Why Soyuz missions were suspended
In August, a Soyuz rocket carrying cargo goods to the ISS could not reach the orbit and fell back to the Earth as a third-stage motor of the Soyuz rocket broke down. After the incident, Russia suspended further missions while they investigated the causes of the incidents. However after the investigation, they found that the malfunction was a lone manufacturing defect.
After the incident, Russian and U.S. governments decided to test the reliability of Soyuz rockets before sending any manned mission to ISS. To demonstrate the reliability of the Soyuz rockets, both countries have planned to send two unmanned cargo missions to ISS.
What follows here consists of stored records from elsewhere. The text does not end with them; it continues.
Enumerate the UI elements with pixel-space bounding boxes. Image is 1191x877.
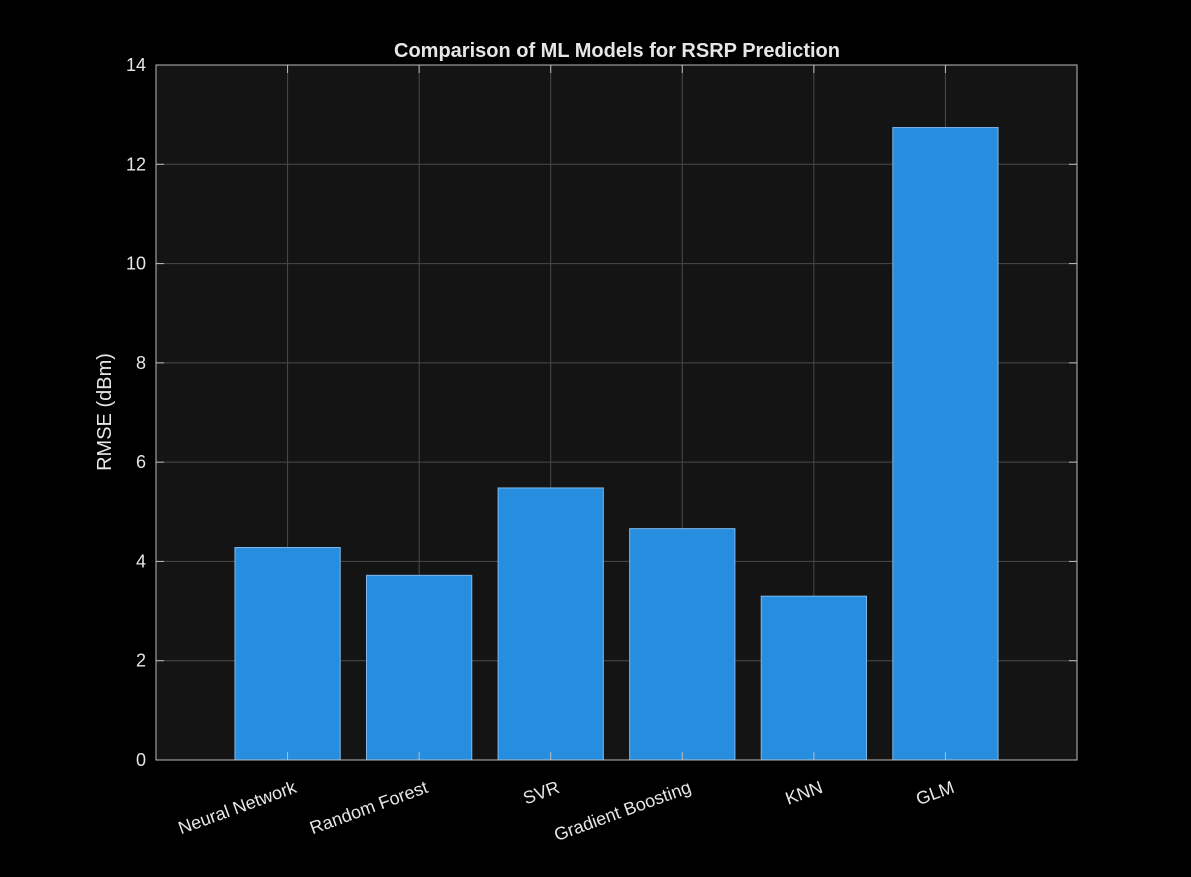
bar-neural-network bbox=[234, 547, 341, 761]
y-axis-label: RMSE (dBm) bbox=[94, 353, 116, 471]
y-tick-label: 12 bbox=[126, 154, 146, 174]
bar-knn bbox=[760, 595, 867, 761]
y-tick-label: 8 bbox=[136, 353, 146, 373]
y-tick-label: 2 bbox=[136, 651, 146, 671]
bar-svr bbox=[497, 487, 604, 761]
x-tick-label: GLM bbox=[913, 777, 957, 809]
x-tick-label: SVR bbox=[520, 777, 562, 808]
y-tick-label: 6 bbox=[136, 452, 146, 472]
y-tick-label: 0 bbox=[136, 750, 146, 770]
x-tick-label: Random Forest bbox=[307, 777, 430, 838]
chart-title: Comparison of ML Models for RSRP Predict… bbox=[394, 40, 840, 62]
x-tick-label: KNN bbox=[783, 777, 826, 809]
x-tick-label: Neural Network bbox=[176, 777, 300, 839]
y-tick-label: 14 bbox=[126, 55, 146, 75]
y-tick-label: 4 bbox=[136, 551, 146, 571]
y-tick-label: 10 bbox=[126, 254, 146, 274]
x-tick-label: Gradient Boosting bbox=[551, 777, 693, 845]
bar-glm bbox=[892, 127, 999, 761]
y-tick-labels: 0 2 4 6 8 10 12 14 bbox=[126, 55, 146, 770]
axis-ticks bbox=[156, 64, 1077, 761]
bars bbox=[234, 127, 999, 761]
bar-random-forest bbox=[366, 574, 473, 761]
bar-gradient-boosting bbox=[629, 528, 736, 761]
axes-frame bbox=[155, 64, 1078, 761]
Plans may not come to fruition
But the plans are not certain. NASA chief Charles Bolden recently wrote in an article: “We don't feel that is something we're going to have to do.” That means NASA may now back away from their plan of sending two unmanned cargo missions to ISS.
If the two countries are not able to send astronauts to ISS, they will have to leave ISS unmanned as the final astronaut on board the ISS will be returning in November.
According to experts, leaving ISS unmanned can lead to serious problems. The researches that are conducted on ISS require human involvement, and with an unmanned station, there could be malfunctioning. NASA has not left ISS unmanned for eleven years.
Soyuz most reliable transportation medium
Russian rocket Soyuz is the most reliable medium for a space mission. Soyuz rockets are more frequently used to commute to ISS as compared to the shuttles used by NASA earlier. Before August incident, Soyuz rockets have done 100 successful launches in a row, going back many years.